Андрей закрыл окно. Хмурый, заходил он по комнате, трогая затылок, потом подошел к шкапу. Эльзин капотик по-прежнему висел, измятый и унылый как саван. Андрей запер шкап и ключ сунул, под умывальник. Шея болела нестерпимо. Что-то надо было непременно вспомнить, но память падала, как подстреленная птица. Что сделалось с ним тогда, у гроба? Что было такое, чего нельзя забыть? Сам он тогда задал себе вспомнить, чтобы не забыть. И забыл. Но надо же вспомнить, надо!
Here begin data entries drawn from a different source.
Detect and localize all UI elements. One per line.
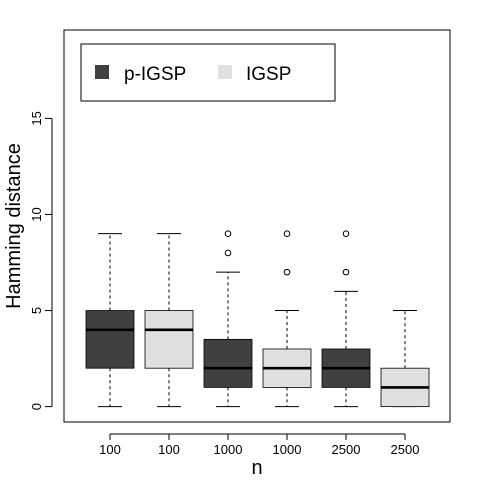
y-axis-title: Hamming distance: [3, 143, 25, 309]
x-tick-label: 2500: [332, 442, 361, 457]
outlier-point: [283, 230, 291, 237]
y-tick-label: 10: [29, 207, 44, 221]
box-body: [203, 338, 253, 388]
x-tick-label: 1000: [273, 442, 302, 457]
outlier-point: [224, 249, 232, 257]
legend-label: IGSP: [246, 64, 291, 85]
y-tick-label: 0: [29, 403, 44, 410]
legend-label: p-IGSP: [124, 64, 186, 85]
y-axis: 0 5 10 15: [29, 111, 53, 410]
box-IGSP-100: [144, 233, 194, 408]
box-IGSP-2500: [380, 310, 430, 408]
box-p-IGSP-1000: [203, 230, 253, 408]
plot-frame: [63, 29, 451, 423]
x-tick-label: 2500: [391, 442, 420, 457]
x-axis-title: n: [251, 457, 262, 479]
outlier-point: [283, 268, 291, 276]
box-p-IGSP-100: [85, 233, 135, 408]
outlier-point: [342, 268, 350, 276]
box-p-IGSP-2500: [321, 230, 371, 408]
legend-swatch: [218, 65, 232, 79]
box-body: [144, 310, 194, 369]
outlier-point: [224, 230, 232, 237]
legend: p-IGSP IGSP: [80, 43, 336, 102]
boxes-layer: [85, 230, 430, 408]
box-body: [85, 310, 135, 369]
y-tick-label: 5: [29, 307, 44, 314]
y-tick-label: 15: [29, 111, 44, 125]
legend-swatch: [95, 65, 109, 79]
legend-box: [80, 43, 336, 102]
x-tick-label: 100: [158, 442, 180, 457]
box-IGSP-1000: [262, 230, 312, 408]
x-tick-label: 100: [99, 442, 121, 457]
x-tick-label: 1000: [214, 442, 243, 457]
x-axis: 100 100 1000 1000 2500 2500: [99, 433, 420, 457]
outlier-point: [342, 230, 350, 237]
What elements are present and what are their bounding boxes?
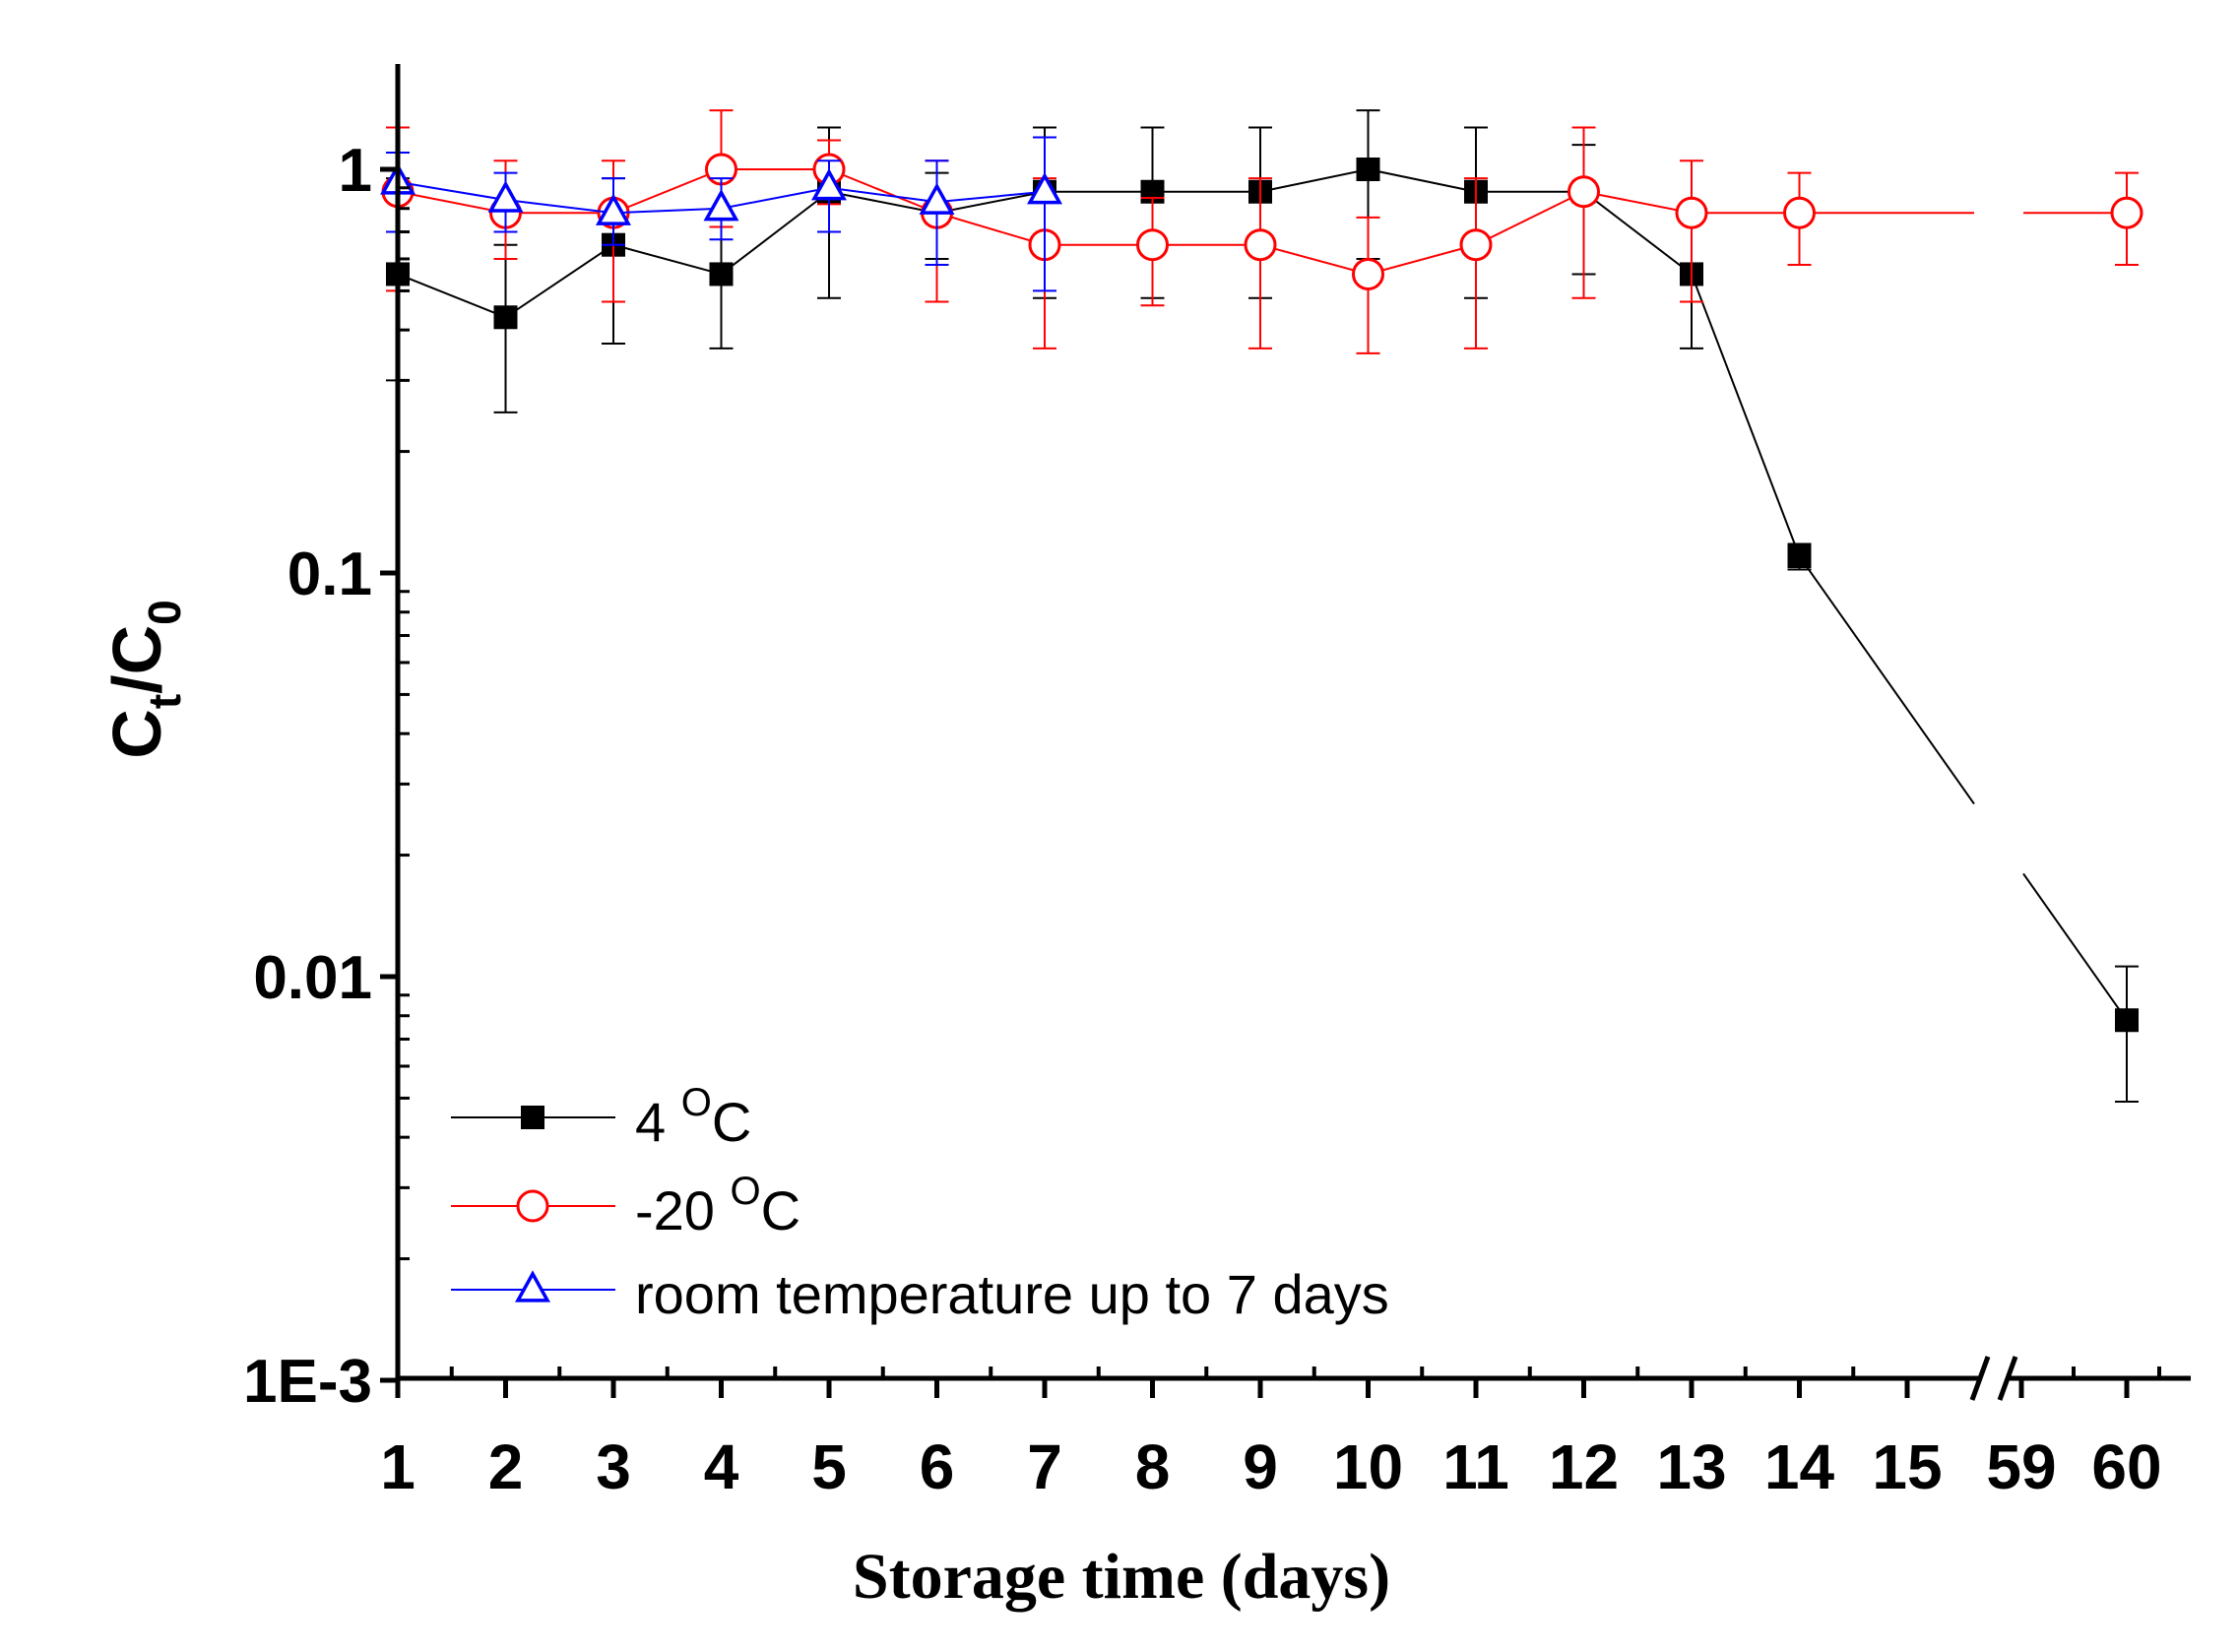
data-point <box>596 193 631 225</box>
y-tick-label: 0.01 <box>253 944 372 1012</box>
y-axis-title: Ct/C0 <box>98 600 190 758</box>
data-point <box>811 168 847 201</box>
data-point <box>1787 544 1812 569</box>
x-tick-label: 13 <box>1656 1431 1726 1502</box>
y-axis-title-main: C <box>98 709 175 759</box>
x-tick-label: 59 <box>1986 1431 2056 1502</box>
x-tick-label: 11 <box>1442 1431 1509 1502</box>
y-tick-label: 1E-3 <box>243 1348 372 1416</box>
series-1 <box>381 109 2143 354</box>
x-tick-label: 3 <box>596 1431 631 1502</box>
data-point <box>1675 196 1708 229</box>
y-axis-title-sub2: 0 <box>139 600 190 625</box>
data-point <box>487 180 524 213</box>
x-tick-label: 4 <box>704 1431 739 1502</box>
legend-label: room temperature up to 7 days <box>635 1263 1389 1325</box>
legend-item: 4 OC <box>451 1081 751 1153</box>
legend-marker <box>521 1106 544 1129</box>
legend-label-text: room temperature up to 7 days <box>635 1263 1389 1325</box>
legend-marker <box>515 1270 550 1303</box>
y-tick-label: 0.1 <box>288 540 372 608</box>
series-line <box>397 167 2128 1021</box>
legend-label: -20 OC <box>635 1170 800 1241</box>
x-tick-label: 15 <box>1872 1431 1942 1502</box>
legend-label-unit: C <box>712 1091 751 1153</box>
legend-label-text: -20 <box>635 1179 731 1241</box>
data-point <box>1027 172 1062 205</box>
x-tick-label: 1 <box>380 1431 416 1502</box>
legend-label: 4 OC <box>635 1081 751 1153</box>
y-axis-title-mid: /C <box>98 625 175 694</box>
legend-label-superscript: O <box>681 1081 712 1124</box>
data-point <box>1136 228 1169 262</box>
data-point <box>1356 158 1380 181</box>
y-axis-title-sub1: t <box>139 694 190 709</box>
x-tick-label: 12 <box>1549 1431 1619 1502</box>
data-point <box>1352 257 1384 290</box>
data-point <box>919 182 955 215</box>
plot-area <box>380 109 2143 1104</box>
legend-label-superscript: O <box>731 1170 761 1213</box>
x-tick-label: 14 <box>1764 1431 1835 1502</box>
data-point <box>709 262 734 286</box>
x-tick-label: 8 <box>1135 1431 1171 1502</box>
legend-marker <box>516 1189 549 1223</box>
x-tick-label: 6 <box>920 1431 955 1502</box>
x-tick-label: 5 <box>811 1431 847 1502</box>
x-tick-label: 9 <box>1243 1431 1278 1502</box>
x-tick-label: 10 <box>1333 1431 1403 1502</box>
x-axis-break-mark <box>1969 1356 1991 1401</box>
data-point <box>1567 175 1600 209</box>
data-point <box>703 189 739 222</box>
data-point <box>1783 196 1816 229</box>
data-point <box>2110 196 2143 229</box>
x-tick-label: 60 <box>2091 1431 2161 1502</box>
data-point <box>2115 1008 2139 1033</box>
legend-label-text: 4 <box>635 1091 681 1153</box>
legend-label-unit: C <box>761 1179 800 1241</box>
x-tick-label: 7 <box>1027 1431 1062 1502</box>
x-axis-title: Storage time (days) <box>853 1541 1390 1613</box>
data-point <box>1244 228 1277 262</box>
data-point <box>493 305 518 330</box>
y-tick-label: 1 <box>339 137 372 205</box>
data-point <box>1459 228 1493 262</box>
legend-item: -20 OC <box>451 1170 800 1241</box>
x-tick-label: 2 <box>488 1431 524 1502</box>
x-axis-break-mark <box>1997 1356 2018 1401</box>
legend-item: room temperature up to 7 days <box>451 1263 1389 1325</box>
Тут лихорадка затрясла его, и Андрей повалился в подушку горячими губами. Бред овладевал им. Шли солдаты-покойники, отбивая шаг: раз-два, качались, как пьяные, ругались, колотили Андрея зонтиком по лицу. Муха жужжала и билась о стекло. Муха надоедала. Хотелось придавить ее. Насилу разобрал он, наконец, что это вентилятор гудит на лестнице. С усилием оторвал он пылающую голову от подушки. Свеча догорела, но в комнате было светло: дымом ходил по ней майский рассвет, голубоватый. Андрей оделся, застегивал долго пиджак то на левый борт, то на правый, то на оба сразу, наконец, бросил, не застегнув. Шляпа никак не надевалась на голову. Папиросы, одна за другой, закуриваясь, потухали, весь пол он усыпал ими. В комоде, в куче грязного белья, валялся револьвер. Андрей достал его, осмотрел: не хватало одной пули, той самой…
Кладбище было недалеко, но, когда Андрей остановился, дыша тяжело, у свежей могилы Эльзы, холодный рассветный ветерок разогнал уже белые пары на востоке и солнце приготовилось всплыть. Рыхлая земля мягко поддавалась безумным ударам заступа. Вот показались придавленные землей завядшие, перепутанные цветы, сверкнула под ними гробовая крышка. Андрей задыхался, он был весь в поту. Дрожащими руками отдирал он крышку, окровавив пальцы, бесшумно вскрылась она и Эльза показалась во весь рост, вся в белом, в белых башмаках, с цветами на груди, закрытая кисеей, как фатой венчальной. Андрей начал понемногу вспоминать. Низко пригнулся он к лицу Эльзы, запах смерти заставил его задержать дыханье: под кисеей проступили близко знакомые темные черты, и вдруг ясно увидел он, что мертвые губы двинулись. Кисея шевелилась, шевелилась на самом деле. Эльза улыбалась. Андрей рванул прозрачное покрывало и увидел глиняное лицо с провалившимися синими веками. Большая зеленая муха, околевая, бессильно шевелила крыльями на почернелых губах. Андрей вспомнил.
Внезапное забытье напало на него. Все так же болела шея, но было спокойно на душе. Солнце всходило. Совсем не заметил Андрей, как очутился он за кладбищенской оградой и очнулся только в каком-то несуразном, загроможденном домами переулке.
Сам не зная зачем, взошел он в полутемный подъезд. Был этот дом ему знаком, хоть никогда он в нем прежде не был: знакомые грязные ступеньки по лестнице, знакомое темное окно во двор. Вот и дверь с вывеской, на вывеске написано белыми буквами: ‘Молочное хозяйство’.
Муха зажужжала изо всех сил, громче, громче, она гудела корабельной сиреной, ревела, как исступленный дьявол. Это пошел трамвай.